On sait que Pluvinel usait largement, pour le débourrage et le dressage du cheval, du pilier seul ou des deux piliers, et on lui a même attribué l’invention de ces appareils; à tort, semble-t-il, car
La Noue
, qui écrivait un peu avant lui, s’en sert également. Tout a été dit pour et contre les piliers — dont
Baucher
était l’adversaire — et, actuellement, on ne s’en sert guère que pour le dressage des sauteurs.
Certes, l’ouvrage de
Pluvinel
a bien vieilli, mais on y trouve encore de quoi s’instruire et de quoi réfléchir. En tout cas, sa Méthode, bien plus que celle de La Broue, qui obtint cependant de son temps plus de célébrité que Pluvinel, a servi de point de départ à la création d’une École française, bien perfectionnée et bien modifiée au cours des ans, mais qui couvre Pluvinel d’une gloire ineffaçable et qui lui mérite la reconnaissance de tous ceux qui pratiquent ou qui étudient l’art passionnant de l’Équitation.
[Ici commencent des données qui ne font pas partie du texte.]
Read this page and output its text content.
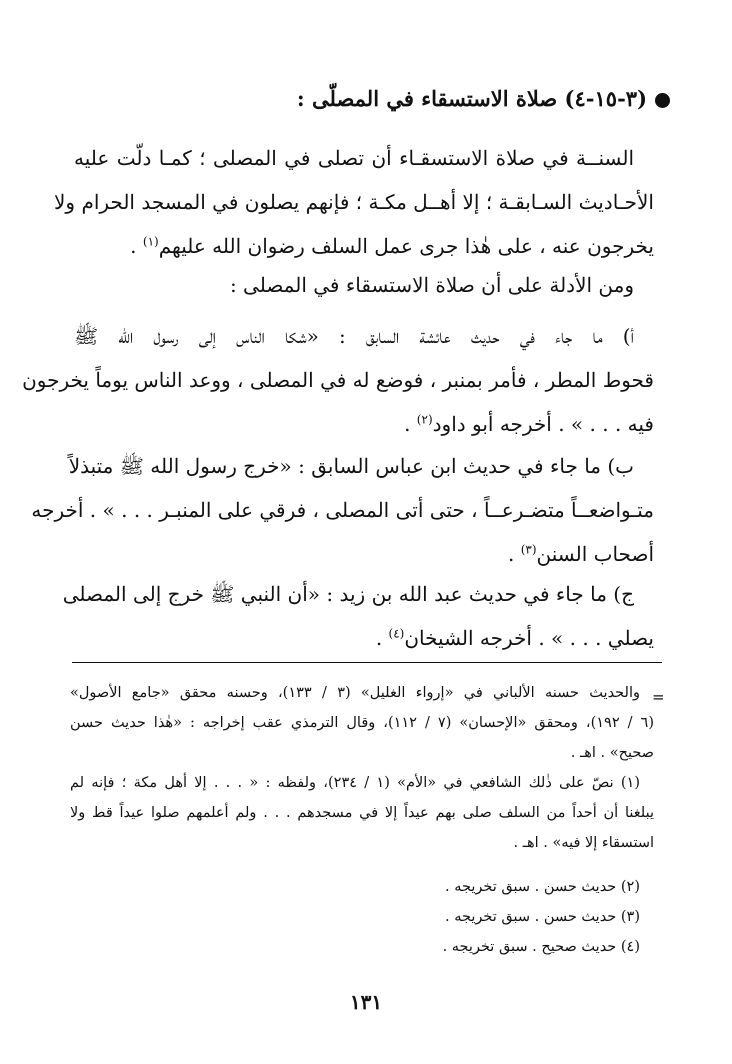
(٣-١٥-٤) صلاة الاستسقاء في المصلّى :
السنــة في صلاة الاستسقـاء أن تصلى في المصلى ؛ كمـا دلّت عليه
الأحـاديث السـابقـة ؛ إلا أهــل مكـة ؛ فإنهم يصلون في المسجد الحرام ولا
يخرجون عنه ، على هٰذا جرى عمل السلف رضوان الله عليهم$^{(١)}$ .
ومن الأدلة على أن صلاة الاستسقاء في المصلى :
أ) ما جاء في حديث عائشة السابق : «شكا الناس إلى رسول الله ﷺ
قحوط المطر ، فأمر بمنبر ، فوضع له في المصلى ، ووعد الناس يوماً يخرجون
فيه . . . » . أخرجه أبو داود$^{(٢)}$ .
ب) ما جاء في حديث ابن عباس السابق : «خرج رسول الله ﷺ متبذلاً
متـواضعــاً متضـرعــاً ، حتى أتى المصلى ، فرقي على المنبـر . . . » . أخرجه
أصحاب السنن$^{(٣)}$ .
ج) ما جاء في حديث عبد الله بن زيد : «أن النبي ﷺ خرج إلى المصلى
يصلي . . . » . أخرجه الشيخان$^{(٤)}$ .
=
والحديث حسنه الألباني في «إرواء الغليل» (٣ / ١٣٣)، وحسنه محقق «جامع الأصول»
(٦ / ١٩٢)، ومحقق «الإحسان» (٧ / ١١٢)، وقال الترمذي عقب إخراجه : «هٰذا حديث حسن
صحيح» . اهـ .
(١) نصّ على ذٰلك الشافعي في «الأم» (١ / ٢٣٤)، ولفظه : « . . . إلا أهل مكة ؛ فإنه لم
يبلغنا أن أحداً من السلف صلى بهم عيداً إلا في مسجدهم . . . ولم أعلمهم صلوا عيداً قط ولا
استسقاء إلا فيه» . اهـ .
(٢) حديث حسن . سبق تخريجه .
(٣) حديث حسن . سبق تخريجه .
(٤) حديث صحيح . سبق تخريجه .
١٣١
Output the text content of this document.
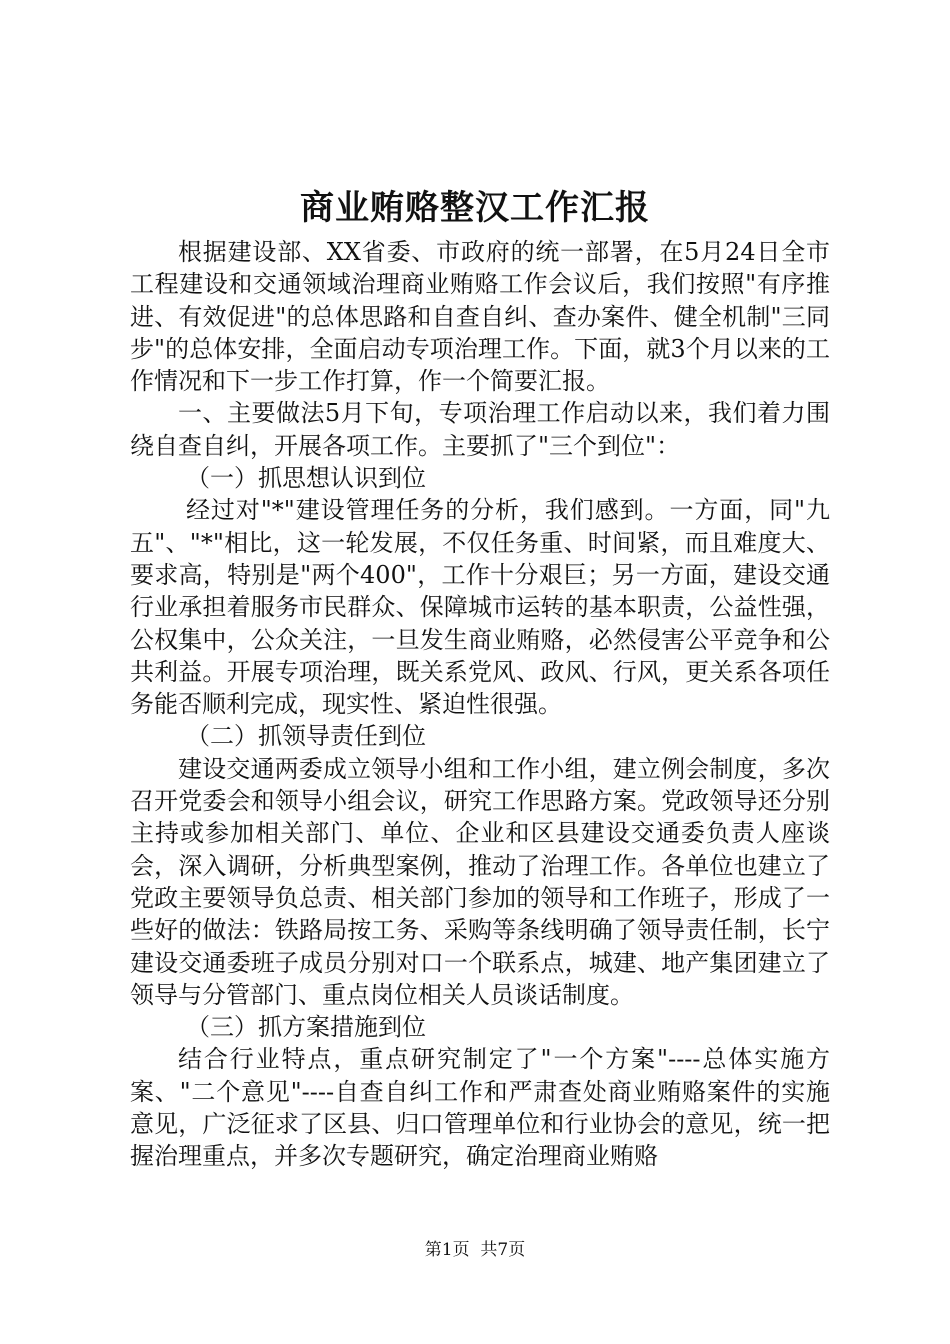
商业贿赂整汉工作汇报

根据建设部、XX省委、市政府的统一部署，在5月24日全市工程建设和交通领域治理商业贿赂工作会议后，我们按照"有序推进、有效促进"的总体思路和自查自纠、查办案件、健全机制"三同步"的总体安排，全面启动专项治理工作。下面，就3个月以来的工作情况和下一步工作打算，作一个简要汇报。

一、主要做法5月下旬，专项治理工作启动以来，我们着力围绕自查自纠，开展各项工作。主要抓了"三个到位"：

（一）抓思想认识到位

经过对"*"建设管理任务的分析，我们感到。一方面，同"九五"、"*"相比，这一轮发展，不仅任务重、时间紧，而且难度大、要求高，特别是"两个400"，工作十分艰巨；另一方面，建设交通行业承担着服务市民群众、保障城市运转的基本职责，公益性强，公权集中，公众关注，一旦发生商业贿赂，必然侵害公平竞争和公共利益。开展专项治理，既关系党风、政风、行风，更关系各项任务能否顺利完成，现实性、紧迫性很强。

（二）抓领导责任到位

建设交通两委成立领导小组和工作小组，建立例会制度，多次召开党委会和领导小组会议，研究工作思路方案。党政领导还分别主持或参加相关部门、单位、企业和区县建设交通委负责人座谈会，深入调研，分析典型案例，推动了治理工作。各单位也建立了党政主要领导负总责、相关部门参加的领导和工作班子，形成了一些好的做法：铁路局按工务、采购等条线明确了领导责任制，长宁建设交通委班子成员分别对口一个联系点，城建、地产集团建立了领导与分管部门、重点岗位相关人员谈话制度。

（三）抓方案措施到位

结合行业特点，重点研究制定了"一个方案"----总体实施方案、"二个意见"----自查自纠工作和严肃查处商业贿赂案件的实施意见，广泛征求了区县、归口管理单位和行业协会的意见，统一把握治理重点，并多次专题研究，确定治理商业贿赂

第1页  共7页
Pour une biographie détaillée de Pluvinel, avec la généalogie de sa descendance, voyez
H. de Terrebasse
. La bibliographie de Pluvinel n’est pas aisée à faire et, malgré de bien longues recherches, je ne saurais garantir que celle-ci est exempte de toute erreur. Il est en effet difficile de trouver un exemplaire tel qu’il est sorti des presses de l’imprimeur. Dans certains, il manque des planches; dans d’autres on en a ajouté qui, primitivement, ne s’y trouvaient pas, ou bien ils ont été complétés par des planches d’autres éditions. J’en ai même rencontré dans lesquels les titres et le texte appartiennent à des éditions différentes. Quelquefois enfin, le millésime a été gratté et modifié d’une manière difficile à reconnaître.»